İşçi alımlarıyla, antidemokratik ve adil olmayan seçimlerle güç dengelerini kendi lehlerine değiştirdiler. Kaybederken kazanmanın yolunu açan antidemokratik yöntemlere sığındılar.
Bu yolla, sözde sandıktan çıktıkça, antidemokratik yöntemleri kullanarak sendikamızı geleneğinden, kültüründen ve değerlerinden daha fazla uzaklaştırdı.
Eski bir şube başkanı olarak, buradan, sendikamız yöneticilerine sesleniyorum!
Gerçekten kendinize güveniyorsanız, bu söylenenlerin tamamı yalan ve iftiraysa, ‘cam işçisi her koşulda bizi destekler’ diyorsanız, o halde gelin, açık ve demokratik bir seçim yapın.
Fabrikalara koyun sandıkları, temsilcileri de, delegeleri de işçiler, adil bir biçimde seçsinler. Demokratik yollarla işbaşına gelip sonra demokrasiyi rafa kaldırırsanız, arkanızdaki gücü azaltıp, işverene mahkum hale gelirsiniz. İşverene mahkum hale geldikçe işçiden uzaklaşır, işverenin kuklası olursunuz.
İşverenin eline oyuncak olmanız, sadece sizin kişiliğinizi zedelemez, işçinin haklarını da yok eder.
Yaşanan, tam da budur.
Azıcık geçmişinize saygınız varsa, yarın görevi bıraktığınızda, insanların yüzüne bakacak yüzünüz olsun istiyorsanız, yaptığınız yanlışlardan geri dönün. Fabrikalara sandık koyun, işçi özgür iradesiyle seçimini yapsın.
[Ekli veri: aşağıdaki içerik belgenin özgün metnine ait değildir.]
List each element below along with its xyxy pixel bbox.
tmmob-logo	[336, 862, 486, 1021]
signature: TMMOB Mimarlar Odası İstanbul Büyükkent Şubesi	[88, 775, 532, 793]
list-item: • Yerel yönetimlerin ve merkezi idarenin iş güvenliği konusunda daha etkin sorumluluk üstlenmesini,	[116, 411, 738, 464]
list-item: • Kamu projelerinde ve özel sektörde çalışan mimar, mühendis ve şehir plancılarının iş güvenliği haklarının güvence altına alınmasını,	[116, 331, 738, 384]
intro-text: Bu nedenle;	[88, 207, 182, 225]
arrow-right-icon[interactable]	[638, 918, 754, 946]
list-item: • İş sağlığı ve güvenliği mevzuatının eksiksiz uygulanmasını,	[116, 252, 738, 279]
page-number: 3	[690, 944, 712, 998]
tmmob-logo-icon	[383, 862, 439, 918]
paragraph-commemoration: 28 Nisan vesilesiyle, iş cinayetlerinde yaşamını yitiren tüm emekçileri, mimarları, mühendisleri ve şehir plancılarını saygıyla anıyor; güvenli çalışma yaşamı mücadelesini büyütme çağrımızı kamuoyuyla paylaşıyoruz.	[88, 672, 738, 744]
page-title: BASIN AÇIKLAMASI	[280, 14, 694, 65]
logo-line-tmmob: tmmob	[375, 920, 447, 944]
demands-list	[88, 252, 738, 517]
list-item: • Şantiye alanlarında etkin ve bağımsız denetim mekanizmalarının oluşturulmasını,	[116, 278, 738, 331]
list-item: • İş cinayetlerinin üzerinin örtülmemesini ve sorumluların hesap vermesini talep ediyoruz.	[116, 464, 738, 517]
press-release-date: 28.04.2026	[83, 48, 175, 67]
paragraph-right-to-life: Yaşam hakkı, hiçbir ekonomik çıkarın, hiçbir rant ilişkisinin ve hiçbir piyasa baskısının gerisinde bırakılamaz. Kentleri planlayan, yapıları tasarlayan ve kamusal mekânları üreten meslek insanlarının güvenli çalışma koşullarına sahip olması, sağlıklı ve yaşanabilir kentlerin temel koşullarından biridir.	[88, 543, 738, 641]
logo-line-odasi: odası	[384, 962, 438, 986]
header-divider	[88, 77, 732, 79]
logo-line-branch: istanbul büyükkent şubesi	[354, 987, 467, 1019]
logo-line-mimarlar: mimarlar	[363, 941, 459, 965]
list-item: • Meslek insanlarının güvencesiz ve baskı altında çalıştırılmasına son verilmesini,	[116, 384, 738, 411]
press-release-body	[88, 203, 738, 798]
Buradan, aynı zamanda, cam işçilerine de seslenmek istiyorum!
Arkadaşlar, sendikalar kimsenin babasının çiftliği değil, işçilerin mücadele örgütüdür. Sendikayı sendika yapan üyelerdir, işçilerdir.
Sendikayı kimin, nasıl yöneteceğine, işçiyi kimin temsil edeceğine, işverenler ya da başkaları değil... Ancak ve ancak işçiler karar verir.
Bunun yolu da demokratik seçimden geçer.
Atanan temsilci işçiyi değil, atayanları temsil eder.
Demokratik olmayan bir seçimle işbaşına gelen yöneticinin temsiliyeti, şaibeli olacağı için işçiye değil, işverene hizmet eder.
İşçinin söz ve karar sahibi olmadığı yerde, söz ve karar sahibi, işveren ve onun uyduları olur.
Sendikal demokrasinin olmadığı yerde açıklık olmaz. Açıklığın olmadığı yerde, gölge çok olur.
Sendikal demokrasi, aynı zamanda, iç denetim demektir. İç denetim yoksa, yani sendikanın her adımı gerçekten demokratik bir denetimden geçirilmiyorsa, orada şaibe çok olur.
O yüzden, Kristal-İş’in yeniden Kristal-İş olabilmesi için tek anahtar, sendikal demokrasidir. Adil ve demokratik bir seçim, açıklık ve denetim şarttır.
Sendika işçinin tarlasıdır. Ne ekerseniz, onu biçersiniz. Güven içinde, işten atılma korkusu duymadan çalışmak, haklarınızı, ücretlerinizi geliştirmek istiyorsanız, duruma el koymak zorundasınız.
Ne işverenden, ne işverenin önünde el pençe duranlardan size fayda gelmez. İşiniz, ekmeğiniz ve geleceğiniz için, çocuklarınızın bugünü ve yarını için, ayağa kalkın, duruma el koyun.
Sendikanıza sahip çıkın, işten atılan, disipline verilen arkadaşlarınıza destek olun.
Korkmayın, korkunun ecele faydası yok. Unutmayın, tavşan korktuğu için kaçmaz, kaçtığı için korkar.
Yaşasın Kristal-İş! Yaşasın işçilerin birliği.